Innovations in cardiac procedures, we learn, are surprisingly recent. In the middle of the 20th century, more than 600,000 Americans were dying of heart disease every year. As it happened, President Franklin D. Roosevelt’s blood pressure was rising in step with the tensions of World War II. By the time American soldiers landed in Normandy in 1944, his blood pressure measured as life-threatening. But there was precious little that could be done for Roosevelt, and he died in 1945, of congestive heart failure.

Three years later, Congress passed the National Heart Act, and the pace of advancement accelerated. The world’s first coronary bypass surgery, Jauhar reports, was performed in 1967 using veins from the leg to bypass coronary obstructions. That decade also saw the first decent survival rates for patients with pacemakers. In 1977 came the first coronary angioplasty. By 1994 the Food and Drug Administration had approved the use of coronary stents.

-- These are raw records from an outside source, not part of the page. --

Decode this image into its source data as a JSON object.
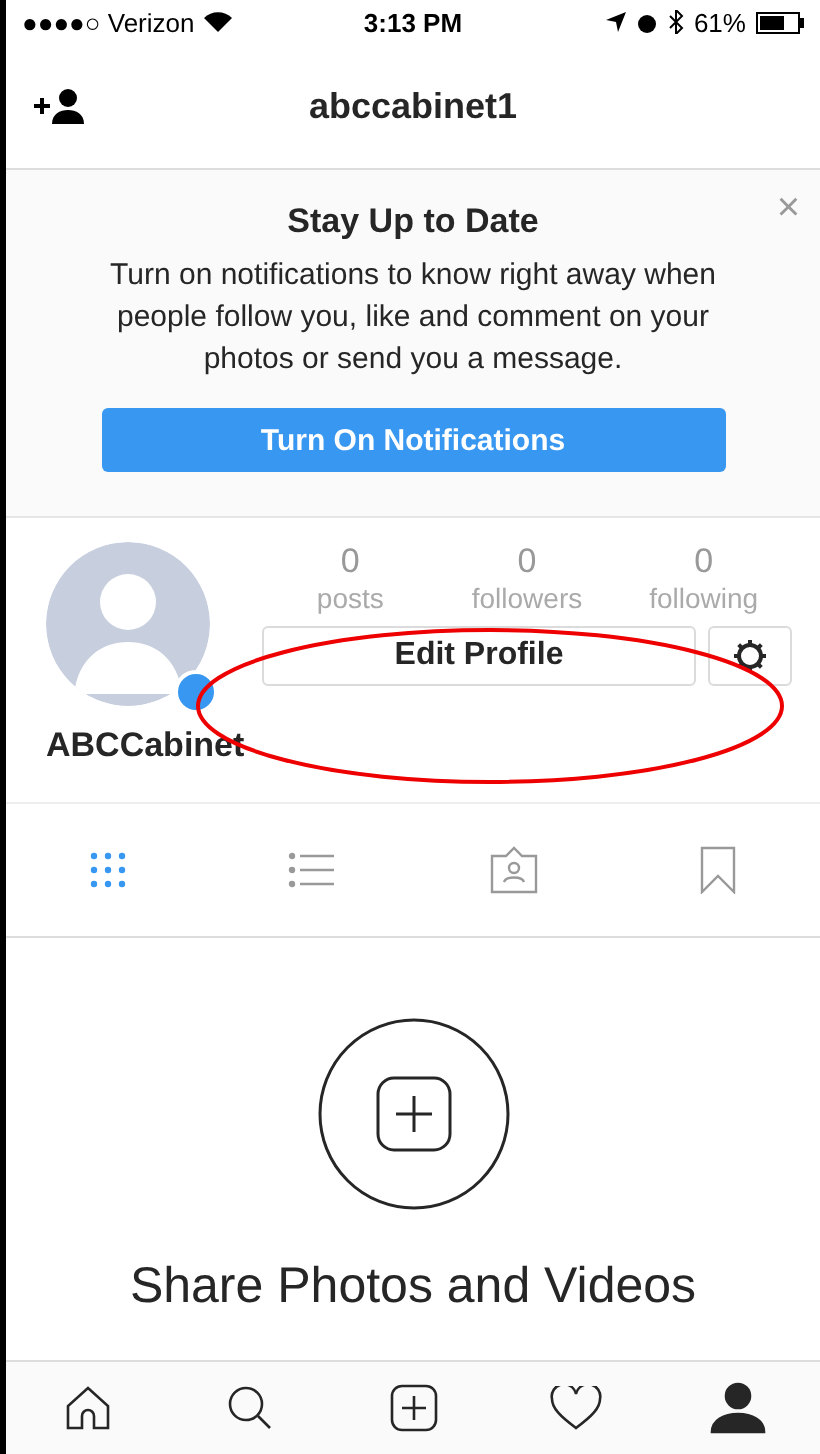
{
  "status_bar": {
    "carrier": "●●●●○ Verizon",
    "time": "3:13 PM",
    "battery": "61%"
  },
  "nav": {
    "title": "abccabinet1"
  },
  "banner": {
    "title": "Stay Up to Date",
    "message": "Turn on notifications to know right away when people follow you, like and comment on your photos or send you a message.",
    "button": "Turn On Notifications",
    "close": "×"
  },
  "profile": {
    "name": "ABCCabinet",
    "stats": [
      {
        "value": "0",
        "label": "posts"
      },
      {
        "value": "0",
        "label": "followers"
      },
      {
        "value": "0",
        "label": "following"
      }
    ],
    "edit_button": "Edit Profile"
  },
  "tabs": [
    {
      "kind": "grid",
      "selected": true
    },
    {
      "kind": "list",
      "selected": false
    },
    {
      "kind": "tagged",
      "selected": false
    },
    {
      "kind": "saved",
      "selected": false
    }
  ],
  "empty_state": {
    "title": "Share Photos and Videos"
  },
  "bottom_nav": [
    {
      "kind": "home",
      "selected": false
    },
    {
      "kind": "search",
      "selected": false
    },
    {
      "kind": "add",
      "selected": false
    },
    {
      "kind": "activity",
      "selected": false
    },
    {
      "kind": "profile",
      "selected": true
    }
  ]
}
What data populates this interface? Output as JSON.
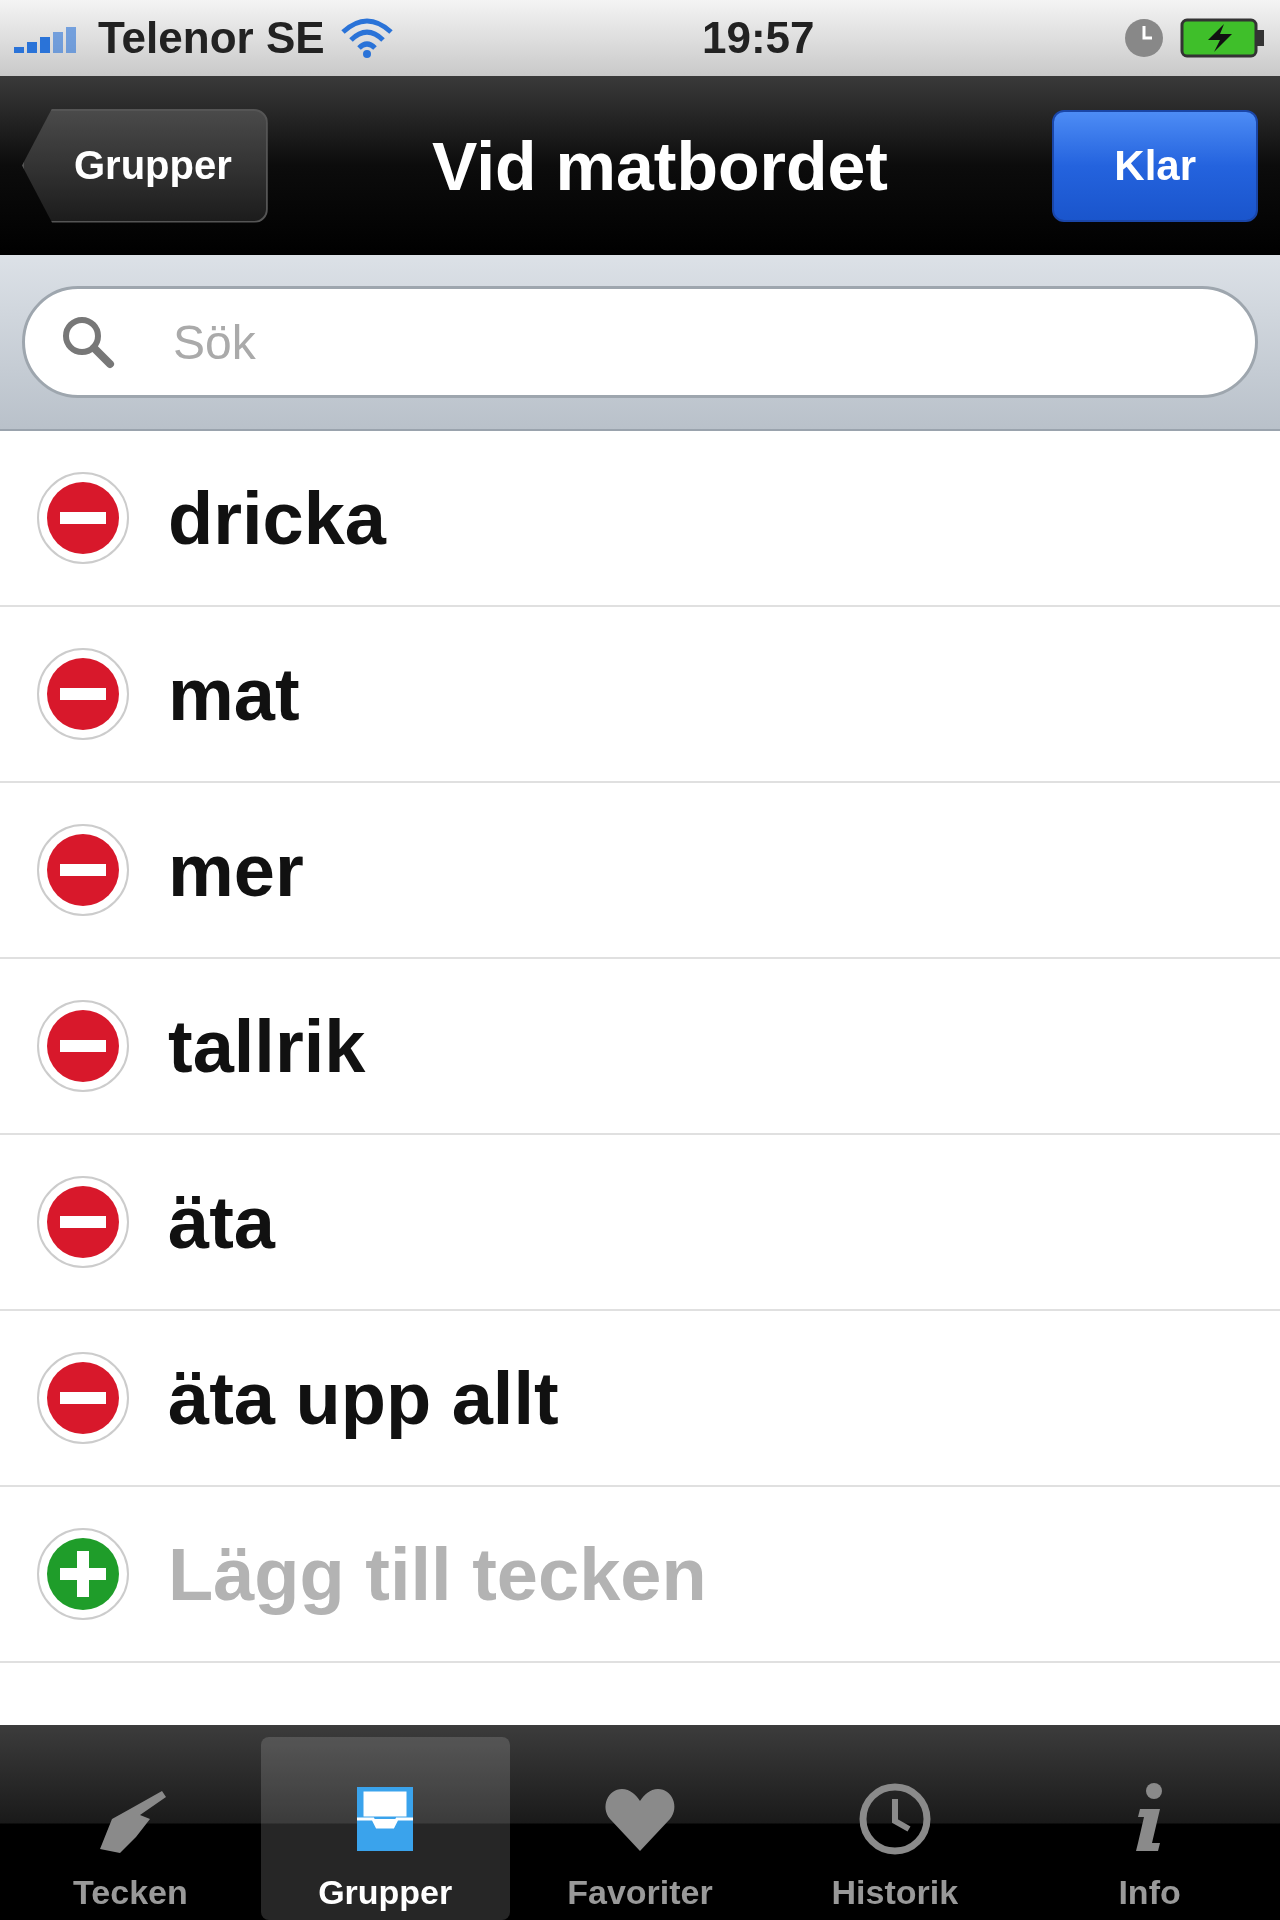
{
  "status_bar": {
    "carrier": "Telenor SE",
    "time": "19:57"
  },
  "nav_bar": {
    "back": "Grupper",
    "title": "Vid matbordet",
    "done": "Klar"
  },
  "search": {
    "placeholder": "Sök"
  },
  "rows": [
    {
      "kind": "remove",
      "label": "dricka"
    },
    {
      "kind": "remove",
      "label": "mat"
    },
    {
      "kind": "remove",
      "label": "mer"
    },
    {
      "kind": "remove",
      "label": "tallrik"
    },
    {
      "kind": "remove",
      "label": "äta"
    },
    {
      "kind": "remove",
      "label": "äta upp allt"
    },
    {
      "kind": "add",
      "label": "Lägg till tecken"
    }
  ],
  "tabs": [
    {
      "kind": "hand",
      "label": "Tecken",
      "selected": false
    },
    {
      "kind": "tray",
      "label": "Grupper",
      "selected": true
    },
    {
      "kind": "heart",
      "label": "Favoriter",
      "selected": false
    },
    {
      "kind": "clock",
      "label": "Historik",
      "selected": false
    },
    {
      "kind": "info",
      "label": "Info",
      "selected": false
    }
  ]
}
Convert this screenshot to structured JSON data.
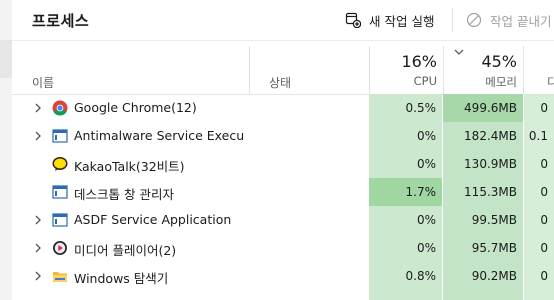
{
  "header": {
    "title": "프로세스",
    "new_task_label": "새 작업 실행",
    "end_task_label": "작업 끝내기"
  },
  "columns": {
    "name": "이름",
    "status": "상태",
    "cpu": {
      "pct": "16%",
      "label": "CPU"
    },
    "memory": {
      "pct": "45%",
      "label": "메모리"
    },
    "disk": {
      "label": "디"
    }
  },
  "processes": [
    {
      "name": "Google Chrome(12)",
      "icon": "chrome-icon",
      "expandable": true,
      "cpu": "0.5%",
      "memory": "499.6MB",
      "disk": "0"
    },
    {
      "name": "Antimalware Service Executa...",
      "icon": "window-app-icon",
      "expandable": true,
      "cpu": "0%",
      "memory": "182.4MB",
      "disk": "0.1"
    },
    {
      "name": "KakaoTalk(32비트)",
      "icon": "kakaotalk-icon",
      "expandable": false,
      "cpu": "0%",
      "memory": "130.9MB",
      "disk": "0"
    },
    {
      "name": "데스크톱 창 관리자",
      "icon": "window-app-icon",
      "expandable": false,
      "cpu": "1.7%",
      "memory": "115.3MB",
      "disk": "0"
    },
    {
      "name": "ASDF Service Application",
      "icon": "window-app-icon",
      "expandable": true,
      "cpu": "0%",
      "memory": "99.5MB",
      "disk": "0"
    },
    {
      "name": "미디어 플레이어(2)",
      "icon": "media-player-icon",
      "expandable": true,
      "cpu": "0%",
      "memory": "95.7MB",
      "disk": "0"
    },
    {
      "name": "Windows 탐색기",
      "icon": "folder-icon",
      "expandable": true,
      "cpu": "0.8%",
      "memory": "90.2MB",
      "disk": "0"
    }
  ]
}
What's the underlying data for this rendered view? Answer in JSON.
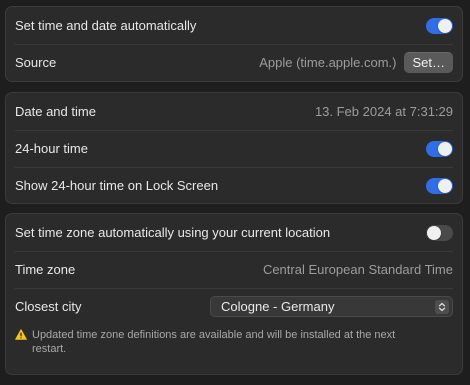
{
  "group1": {
    "auto_time_label": "Set time and date automatically",
    "auto_time_on": true,
    "source_label": "Source",
    "source_value": "Apple (time.apple.com.)",
    "set_button_label": "Set…"
  },
  "group2": {
    "datetime_label": "Date and time",
    "datetime_value": "13. Feb 2024 at 7:31:29",
    "hour24_label": "24-hour time",
    "hour24_on": true,
    "lock_screen_label": "Show 24-hour time on Lock Screen",
    "lock_screen_on": true
  },
  "group3": {
    "auto_tz_label": "Set time zone automatically using your current location",
    "auto_tz_on": false,
    "timezone_label": "Time zone",
    "timezone_value": "Central European Standard Time",
    "city_label": "Closest city",
    "city_value": "Cologne - Germany",
    "note_text": "Updated time zone definitions are available and will be installed at the next restart."
  },
  "colors": {
    "accent": "#2f6ee6",
    "warning": "#f5c518"
  },
  "icons": {
    "warning": "warning-icon",
    "chevron": "chevron-updown-icon"
  }
}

As Jauhar describes them, cardiologists are a decidedly odd bunch, with a penchant for self-experimentation. In 1929, Werner Forssmann, a German, famously risked his life when he put himself under local anesthesia, inserted a catheter into a vein on his arm and managed to thread it into his heart. In the 1980s, Andreas Gruentzig, a pioneer in balloon angioplasty, had a coronary angiogram done on himself. “He climbed onto the cath table at 5 p.m., underwent the procedure, and then went to pick up his wife, arriving at the department’s Christmas party by 7 p.m.,” Jauhar writes.

Jauhar ends the book as he begins it, as a patient. Now 49, he imagines he will eventually repeat the CT scan that first revealed coronary plaque to see if it has progressed. But, he writes, he is not afraid of what he will find, so reassuring is the knowledge that has accumulated in his field since the day his grandfather slumped in cardiac arrest to the floor. In the meantime, Jauhar has made lifestyle changes – exercising more, eating better, spending more time with his family and friends. And even after all these years in the business, he still sees heart shapes everywhere.

Hafner is a journalist who writes about health care. She is the author of six works of nonfiction, most recently a memoir, “Mother Daughter Me,” and is at work on a novel.